季羡林:嗯。沈崇事件,你知道。北大、清华的学生,所有大学学生都起来示威,打倒美国帝国主义。北京那时候,国民党军队的头是李宗仁,他是桂系,广西的,与蒋介石合作。沈崇事件一出来,学生闹*。蒋介石派的是北京市宪兵第五团,蒋介石的贴身队伍,去抓了一些学生。后来,胡适就坐他那辆北京仅有的一辆汽车,奔走于李宗仁和其他党政要员之间,(要他们)释放学生,抓学生不行。

蔡德贵:他这个人很有正义感。

季羡林:他这个人,就是,聪明是聪明。就是,人说,一心不可二用。他一心,一个是做学问,那真是好料子。另外他又想当大官,当总统。

蔡德贵:政治幼稚病。

季羡林:嗯。政治幼稚病。蒋介石是坏蛋,他认识不清楚。我们那时候也不清楚,不过蒋介石是坏蛋,这个,大家啊,老知识分子都知道。蒋介石到北京来视察工作,住在后圆恩寺⑤。那个房子,后来康生在里面住过。我也去过,后来成为高级饭店,那是解放后,在那里吃过饭。

第十六次口述(3)

季羡林:我从来也不相信(鬼)。原来我住在东厂胡同,明朝杀人的地方,那是北京有名的凶宅,说有鬼。我就住在里面,因为进门好几层院子,第四层我住的。晚上有人去找我,先得问季羡林是不是在里面,如果不在里面,谁也不敢进去。我有一篇文章,叫《马缨花》,就是写这个。因为我在国外多年,不信鬼,也不信神。没有这个玩意儿。现在世界上鬼神是不存在的。

蔡德贵:很多人佩服您,研究了一辈子宗教,但是没有信任何宗教。

季羡林:于道泉哪,在英国念书,陈寅恪在那里治眼睛,陈寅恪在那里视网膜脱落。范文澜也是视网膜脱落。后来医生就劝他吃海参,说海参有胶质,可以粘起来。后来这个于道泉在英国留学,怕这个陈寅恪先生寂寞,天天到医院去陪他,念什么呢?《资本论》。陈寅恪就告诉我,他哭笑不得,说我不相信共产党,他天天来给我讲共产主义。于道泉的妹妹于若木,陈云的夫人,已经嫁给陈云。后来于道泉从英国回来,他这个妹夫,想培养培养这位大哥,把他接到他家里边,过了一阵,观察他不是做官的料子。于道泉是有意思,一方面给陈寅恪讲这个*主义,另外一方面,研究鬼。他作为一个课题研究鬼。还研究在碗里种豆子,无土栽培。于道泉是个天才,天才往往有怪癖。另外那个沈有鼎,也是个怪才,沈有鼎架着双拐,提着走。两腿走路,架着双拐,不用,他双拐提在手里走。他是金岳霖的学生。金岳霖说最有天才的之一,就是沈有鼎。

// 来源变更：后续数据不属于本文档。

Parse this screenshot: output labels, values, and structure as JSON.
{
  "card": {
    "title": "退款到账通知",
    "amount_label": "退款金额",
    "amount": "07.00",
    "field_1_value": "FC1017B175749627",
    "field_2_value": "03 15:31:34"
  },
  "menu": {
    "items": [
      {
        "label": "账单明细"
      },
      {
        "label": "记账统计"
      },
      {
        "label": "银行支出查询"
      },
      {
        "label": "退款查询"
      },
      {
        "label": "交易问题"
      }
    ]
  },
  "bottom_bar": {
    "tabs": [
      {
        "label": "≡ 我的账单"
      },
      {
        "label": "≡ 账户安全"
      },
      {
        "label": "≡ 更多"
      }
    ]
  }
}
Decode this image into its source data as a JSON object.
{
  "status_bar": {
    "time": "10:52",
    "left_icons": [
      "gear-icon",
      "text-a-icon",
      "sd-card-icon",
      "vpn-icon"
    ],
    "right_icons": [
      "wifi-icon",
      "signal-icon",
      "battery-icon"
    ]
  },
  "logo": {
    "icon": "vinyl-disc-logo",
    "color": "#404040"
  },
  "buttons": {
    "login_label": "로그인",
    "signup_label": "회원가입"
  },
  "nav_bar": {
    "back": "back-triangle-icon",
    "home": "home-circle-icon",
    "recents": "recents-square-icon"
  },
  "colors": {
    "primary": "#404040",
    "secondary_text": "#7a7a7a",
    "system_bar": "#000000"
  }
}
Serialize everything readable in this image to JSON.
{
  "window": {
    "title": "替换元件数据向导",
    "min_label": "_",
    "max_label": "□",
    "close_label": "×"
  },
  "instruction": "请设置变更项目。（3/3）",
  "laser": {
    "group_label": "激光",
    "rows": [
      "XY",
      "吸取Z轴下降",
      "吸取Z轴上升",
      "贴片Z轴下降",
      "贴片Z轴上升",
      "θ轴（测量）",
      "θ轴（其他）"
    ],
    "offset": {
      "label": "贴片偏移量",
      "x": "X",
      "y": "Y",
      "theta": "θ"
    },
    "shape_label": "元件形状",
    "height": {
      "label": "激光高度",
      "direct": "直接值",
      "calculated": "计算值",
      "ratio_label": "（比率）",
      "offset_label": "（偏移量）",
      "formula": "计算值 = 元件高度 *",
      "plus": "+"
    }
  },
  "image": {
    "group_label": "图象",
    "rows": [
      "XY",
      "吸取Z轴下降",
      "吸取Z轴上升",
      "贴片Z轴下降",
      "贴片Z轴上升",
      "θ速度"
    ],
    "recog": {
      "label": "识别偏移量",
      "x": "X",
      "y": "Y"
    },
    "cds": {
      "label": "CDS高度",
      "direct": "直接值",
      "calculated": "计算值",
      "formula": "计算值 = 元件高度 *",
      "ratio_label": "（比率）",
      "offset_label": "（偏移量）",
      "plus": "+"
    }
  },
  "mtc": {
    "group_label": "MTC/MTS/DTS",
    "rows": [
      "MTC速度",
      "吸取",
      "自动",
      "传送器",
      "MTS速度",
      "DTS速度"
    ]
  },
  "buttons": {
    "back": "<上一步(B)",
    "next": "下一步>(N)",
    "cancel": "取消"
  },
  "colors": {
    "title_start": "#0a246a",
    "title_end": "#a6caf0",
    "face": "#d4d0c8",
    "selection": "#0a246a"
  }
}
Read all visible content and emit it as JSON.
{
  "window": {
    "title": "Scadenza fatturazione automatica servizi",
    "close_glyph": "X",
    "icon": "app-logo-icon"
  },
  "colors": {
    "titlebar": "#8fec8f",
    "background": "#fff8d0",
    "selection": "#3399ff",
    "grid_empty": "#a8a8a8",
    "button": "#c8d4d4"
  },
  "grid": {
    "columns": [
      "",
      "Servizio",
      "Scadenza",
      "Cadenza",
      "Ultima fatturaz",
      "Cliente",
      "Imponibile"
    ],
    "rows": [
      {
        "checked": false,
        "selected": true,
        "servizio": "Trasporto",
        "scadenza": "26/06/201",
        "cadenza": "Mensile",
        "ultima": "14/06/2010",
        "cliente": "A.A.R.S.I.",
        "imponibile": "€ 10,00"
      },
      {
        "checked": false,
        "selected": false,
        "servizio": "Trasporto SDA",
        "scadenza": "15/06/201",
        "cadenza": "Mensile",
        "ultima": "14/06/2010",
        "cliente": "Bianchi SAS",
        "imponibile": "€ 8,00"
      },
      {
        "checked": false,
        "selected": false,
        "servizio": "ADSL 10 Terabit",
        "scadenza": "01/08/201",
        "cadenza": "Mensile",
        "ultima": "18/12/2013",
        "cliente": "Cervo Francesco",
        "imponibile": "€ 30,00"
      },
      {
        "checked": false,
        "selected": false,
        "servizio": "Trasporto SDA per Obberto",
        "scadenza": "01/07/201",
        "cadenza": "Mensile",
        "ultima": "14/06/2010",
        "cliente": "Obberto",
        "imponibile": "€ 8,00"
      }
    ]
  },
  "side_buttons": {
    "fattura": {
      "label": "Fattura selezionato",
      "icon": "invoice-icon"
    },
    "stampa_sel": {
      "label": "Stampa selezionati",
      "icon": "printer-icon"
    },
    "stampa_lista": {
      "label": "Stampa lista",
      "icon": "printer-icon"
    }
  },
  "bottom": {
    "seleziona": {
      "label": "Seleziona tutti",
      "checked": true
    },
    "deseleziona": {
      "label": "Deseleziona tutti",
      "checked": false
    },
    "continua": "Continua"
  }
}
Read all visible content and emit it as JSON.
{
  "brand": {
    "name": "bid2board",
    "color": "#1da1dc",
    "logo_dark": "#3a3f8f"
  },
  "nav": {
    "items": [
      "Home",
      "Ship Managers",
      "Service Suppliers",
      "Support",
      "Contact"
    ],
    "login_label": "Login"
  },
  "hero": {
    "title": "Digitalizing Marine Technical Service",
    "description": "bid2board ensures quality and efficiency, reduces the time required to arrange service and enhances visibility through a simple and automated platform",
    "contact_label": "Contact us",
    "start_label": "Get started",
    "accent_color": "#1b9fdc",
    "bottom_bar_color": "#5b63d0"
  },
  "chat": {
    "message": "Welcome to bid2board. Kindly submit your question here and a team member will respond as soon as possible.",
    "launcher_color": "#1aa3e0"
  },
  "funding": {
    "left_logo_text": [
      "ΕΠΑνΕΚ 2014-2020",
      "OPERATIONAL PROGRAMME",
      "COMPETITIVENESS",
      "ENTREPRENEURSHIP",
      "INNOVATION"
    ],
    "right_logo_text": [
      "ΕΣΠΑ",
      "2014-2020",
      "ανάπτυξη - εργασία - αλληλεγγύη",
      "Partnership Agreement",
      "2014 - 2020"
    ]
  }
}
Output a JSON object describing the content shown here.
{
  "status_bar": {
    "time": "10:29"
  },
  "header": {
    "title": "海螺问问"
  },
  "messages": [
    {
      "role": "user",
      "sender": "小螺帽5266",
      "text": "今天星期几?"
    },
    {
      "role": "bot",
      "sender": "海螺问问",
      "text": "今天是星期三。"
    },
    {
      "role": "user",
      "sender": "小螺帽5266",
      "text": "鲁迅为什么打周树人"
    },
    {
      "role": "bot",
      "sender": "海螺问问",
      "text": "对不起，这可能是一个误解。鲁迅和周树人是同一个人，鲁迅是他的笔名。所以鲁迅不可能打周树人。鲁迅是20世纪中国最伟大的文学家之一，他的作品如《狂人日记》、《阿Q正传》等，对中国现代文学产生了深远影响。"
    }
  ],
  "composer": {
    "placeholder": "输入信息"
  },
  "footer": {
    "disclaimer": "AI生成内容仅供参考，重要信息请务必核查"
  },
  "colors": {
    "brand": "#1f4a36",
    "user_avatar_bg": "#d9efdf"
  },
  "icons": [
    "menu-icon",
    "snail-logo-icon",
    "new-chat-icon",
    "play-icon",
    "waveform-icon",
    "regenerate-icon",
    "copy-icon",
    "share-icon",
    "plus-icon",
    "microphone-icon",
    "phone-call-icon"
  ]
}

我在高中啊,学过逻辑。结果到了清华呢,清华那个规定,每个文科的学生必须选一门理科的课,那时候让我选什么?物理、化学,我一窍不通。后来又规定,逻辑可以代替,所以结果,清华教逻辑的老师满堂。第一个金岳霖,第二个冯友兰,另外一个张崧年。结果这个哲学系啊开会,我最愿意去旁听。因为一开会,冯友兰和金岳霖就辩论。有一次辩论一个问题,很有意思,说我们现在,在这里,是存在,在两千年以前,我们知道不知道?当时可能不是用的知道这个词。辩论的结果呢,每次都是冯友兰脑袋瓜不如金岳霖灵,磕巴嘴,往往越辩论越说不清楚。金岳霖呢,是挥洒自如,那个聪明。我上过金岳霖的课,清华规定必须选逻辑代替理科的课,逻辑当然选金岳霖的啦。有一次,金岳霖在逻辑学的课上说,中文我讲不下去了,我用英文讲吧。因为他学的逻辑学是通过英语学来的。

蔡德贵:结果,您就多听了英文的课了。我们在学校的时候听说一个笑话,郑昕先生讲康德,也不知道是黑格尔的,说讲着讲着,哭了,说自己讲不下去了。他是不是一级教授?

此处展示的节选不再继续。